Rustlers Atom 1.7: Functions

Functions in Rust are explicit and predictable. You define a function with fn, name it in snake_case` and declare parameters with type annotations:

fn main() {
    greet_to("Gioele");
}

fn greet_to(name: &str) {
    println!("Hello, {name}!");
}

Rust requires type annotations for all parameters — they’re not optional. This makes functions self-documenting and ensures compile-time clarity. A function body is a block expression, and, just like before, the last expression without a semicolon becomes the return value.

The Return Arrow (->)

The arrow indicates the function’s output type. If a function returns nothing, it implicitly returns () (the unit type).

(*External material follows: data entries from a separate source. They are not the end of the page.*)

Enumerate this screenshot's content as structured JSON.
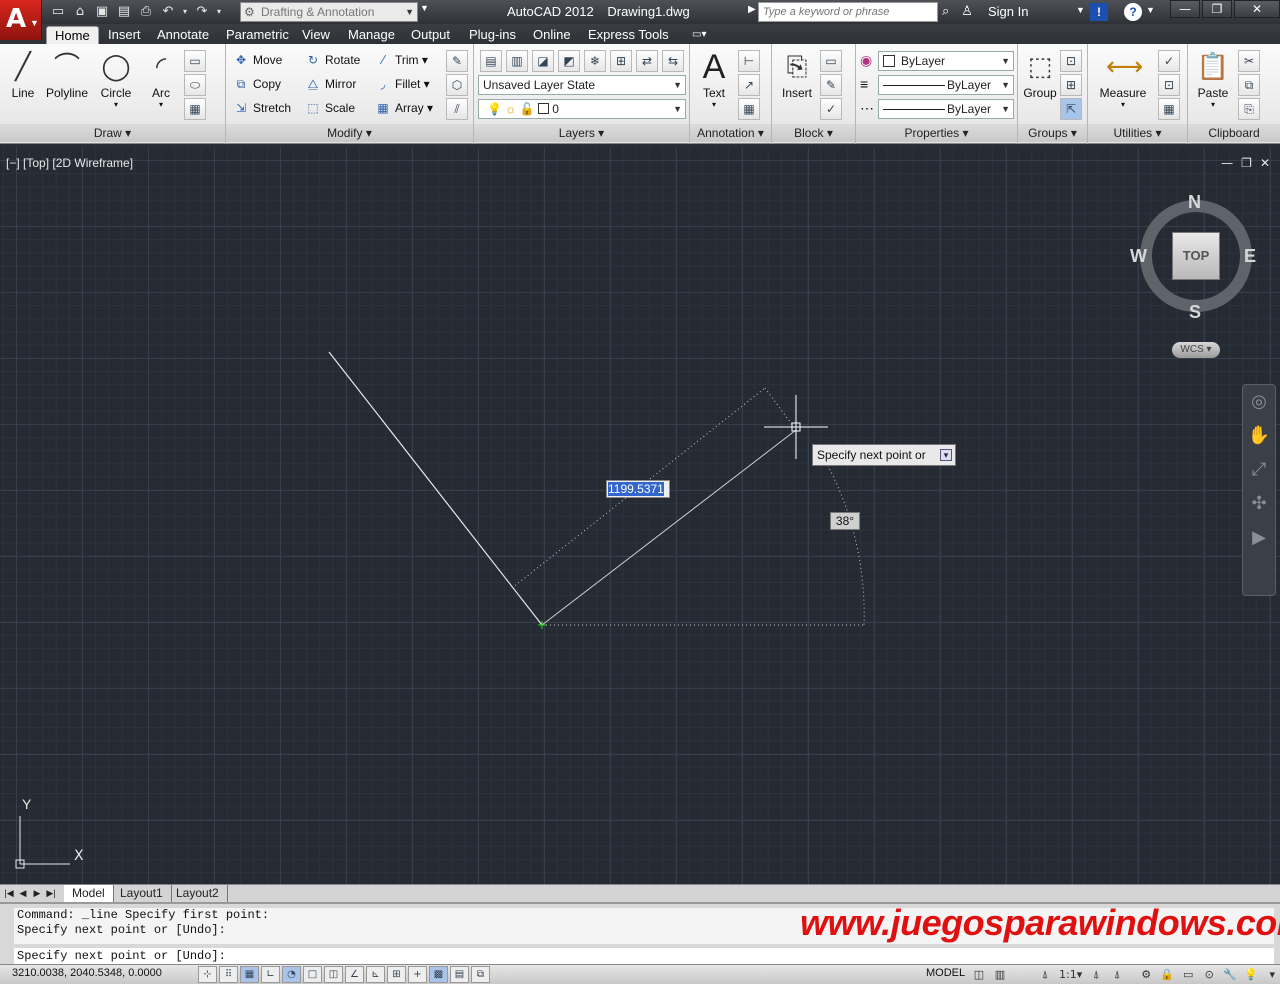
{
  "app": {
    "logo_glyph": "A",
    "workspace": "Drafting & Annotation",
    "title": "AutoCAD 2012",
    "document": "Drawing1.dwg",
    "search_placeholder": "Type a keyword or phrase",
    "sign_in": "Sign In"
  },
  "tabs": [
    "Home",
    "Insert",
    "Annotate",
    "Parametric",
    "View",
    "Manage",
    "Output",
    "Plug-ins",
    "Online",
    "Express Tools"
  ],
  "ribbon": {
    "draw": {
      "title": "Draw",
      "line": "Line",
      "polyline": "Polyline",
      "circle": "Circle",
      "arc": "Arc"
    },
    "modify": {
      "title": "Modify",
      "move": "Move",
      "rotate": "Rotate",
      "trim": "Trim",
      "copy": "Copy",
      "mirror": "Mirror",
      "fillet": "Fillet",
      "stretch": "Stretch",
      "scale": "Scale",
      "array": "Array"
    },
    "layers": {
      "title": "Layers",
      "layer_state": "Unsaved Layer State",
      "current_layer": "0"
    },
    "annotation": {
      "title": "Annotation",
      "text": "Text"
    },
    "block": {
      "title": "Block",
      "insert": "Insert"
    },
    "properties": {
      "title": "Properties",
      "color": "ByLayer",
      "linetype": "ByLayer",
      "lineweight": "ByLayer"
    },
    "groups": {
      "title": "Groups",
      "group": "Group"
    },
    "utilities": {
      "title": "Utilities",
      "measure": "Measure"
    },
    "clipboard": {
      "title": "Clipboard",
      "paste": "Paste"
    }
  },
  "viewport": {
    "label": "[−] [Top] [2D Wireframe]",
    "length_input": "1199.5371",
    "angle_label": "38°",
    "prompt": "Specify next point or"
  },
  "viewcube": {
    "face": "TOP",
    "north": "N",
    "south": "S",
    "east": "E",
    "west": "W",
    "wcs": "WCS"
  },
  "ucs": {
    "y": "Y",
    "x": "X"
  },
  "layout_tabs": [
    "Model",
    "Layout1",
    "Layout2"
  ],
  "command": {
    "history": [
      "Command: _line Specify first point:",
      "Specify next point or [Undo]:"
    ],
    "current": "Specify next point or [Undo]:"
  },
  "watermark": "www.juegosparawindows.com",
  "status": {
    "coords": "3210.0038, 2040.5348, 0.0000",
    "model": "MODEL",
    "scale": "1:1"
  },
  "colors": {
    "viewport_bg": "#252a33",
    "accent_red": "#e01010",
    "line": "#e8e8e8"
  }
}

fn add(a: i32, b: i32) -> i32 {
    a + b // returned automatically
}

fn print_sum(a: i32, b: i32) {
    println!("Sum = {}", a + b); // returns `()`
}

You can also use the return keyword explicitly, especially for early exits or branching logic:

fn divide(a: f64, b: f64) -> Option<f64> {
    if b == 0.0 {
        return None;
    }
    Some(a / b)
}

Functions can return tuples to bundle multiple values neatly:

fn split_sum(a: i32, b: i32) -> (i32, i32, i32) {
    let sum = a + b;
    (a, b, sum)
}

fn main() {
    let (x, y, total) = split_sum(10, 20);
    println!("{x} + {y} = {total}");
}

This is a common idiom for returning structured results without defining a full struct.

Parameters and Ownership

Each parameter in a function is a binding with its own ownership semantics:

  • Passing a value like String moves ownership into the function.
  • Passing a reference (&T) borrows it temporarily.
  • Passing a mutable reference (&mut T) allows in-place modification.
fn main() {
    let mut s = String::from("Hello");
    append_world(&mut s);
    println!("{s}");
}

fn append_world(s: &mut String) {
    s.push_str(", world!");
}

The signature &mut String declares that the function can mutate the borrowed string, but it doesn’t own it. Once the function ends, the borrow ends too.